Milliyet'ten Damla Güler'in haberine göre hazırlanan iddianamede, Doğan’ın ölümüne neden olduğu öne sürülen bir polis memurunun “kasten öldürmenin ihmali davranışla işlenmesi” ve “kamu görevlisine ait araç ve gereçleri suçta kullanmak” suçlarından 20 yıldan 26,5 yıla kadar hapis cezası ile cezalandırılması istendi.
İddianame İstanbul 12. Ağır Ceza Mahkemesi’ne gönderildi.
Ne olmuştu?
25 yaşındaki Dilek Doğan, evlerinde arama yapan polis tarafından vurularak ağır yaralanmış ve hastanedeki müdahalelere rağmen kurtarılamamıştı.
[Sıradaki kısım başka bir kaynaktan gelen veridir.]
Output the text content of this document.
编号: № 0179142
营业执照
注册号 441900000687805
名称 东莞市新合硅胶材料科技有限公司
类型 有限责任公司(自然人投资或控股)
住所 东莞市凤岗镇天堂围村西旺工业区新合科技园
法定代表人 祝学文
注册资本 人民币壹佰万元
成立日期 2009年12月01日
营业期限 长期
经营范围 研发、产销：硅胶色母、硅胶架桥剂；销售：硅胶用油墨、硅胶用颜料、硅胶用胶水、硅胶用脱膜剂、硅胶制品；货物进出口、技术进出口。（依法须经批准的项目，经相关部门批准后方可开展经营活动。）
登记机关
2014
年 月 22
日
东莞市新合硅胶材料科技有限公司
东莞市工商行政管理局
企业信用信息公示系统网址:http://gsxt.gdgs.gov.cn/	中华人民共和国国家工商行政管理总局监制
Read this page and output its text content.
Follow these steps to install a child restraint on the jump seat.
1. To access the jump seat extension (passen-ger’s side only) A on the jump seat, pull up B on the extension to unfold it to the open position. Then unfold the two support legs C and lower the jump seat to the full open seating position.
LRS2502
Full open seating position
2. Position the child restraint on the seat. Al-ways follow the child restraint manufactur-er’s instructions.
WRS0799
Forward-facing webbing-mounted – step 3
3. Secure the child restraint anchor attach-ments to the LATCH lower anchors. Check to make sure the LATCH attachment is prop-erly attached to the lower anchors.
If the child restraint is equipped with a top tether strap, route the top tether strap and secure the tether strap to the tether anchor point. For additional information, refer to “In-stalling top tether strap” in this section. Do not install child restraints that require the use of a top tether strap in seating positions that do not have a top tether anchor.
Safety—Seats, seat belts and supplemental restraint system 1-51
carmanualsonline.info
Dilek Doğan'ın annesi Aysel Doğan, yaşananları şöyle anlatmıştı:
'Polisler eve ayakkabı ile girdi. Kızım da 'galoş giyin, sonra girin' deyince tartışma çıktı. Silah sesi duydum ve kızım yere yığıldı. Kızımız vurulduktan sonra polislerle itiş kakış yaşadık. Sonra hastaneye getirdik kızımı. Benim kızım canlı bomba değil. Canlı bomba olsa evde mi yatar, neden vurdular?'
Baba Doğan ise 'Evimize 4 polis ayakkabılarıyla girdi. Kızımı vuran polise 'galoş giyin' dedik. Onlar da 'giymeyiz' dediler. Sonra silahı bize doğrulttu. Bir anda kızımı vurdular. Kızımı öldü zannettim. Polisler panikleyip dışarı kaçmaya başladılar. Evde kesinlikle bir çatışma olmadı. Kızımız vurulduktan sonra polislerle itiş kakış yaşadık. Benim beş tane çocuğum var. Dilek benim tek kızım. Umarım sağlığına kavuşur' sözleriyle yaşananları aktarmıştı.
Emniyet kaynakları, Dilek Doğan’ın, Terör ve Örgütlü Suçlar Bürosu'nda 'şüpheli' sıfatıyla kaydının olduğunu açıklamıştı. Halkın Hukuk Bürosu avukatlarından Ebru Timtik'in ise bu kaydın bulunduğu soruşturmanın, Doğan vurulduktan sonra açıldığını öne sürmüştü. Timtik, “Sabah saat 4'te Dilek vuruluyor. Sonra da soruşturma başlatılıyor. Bu, polisin kendisini kurtarma operasyonu olarak görülebilir” demişti.
Dilek Doğan’ın vurulmasına ilişkin başlatılan soruşturmada, operasyona katılan polislerin ifadesinin alınmasına başlanmıştı.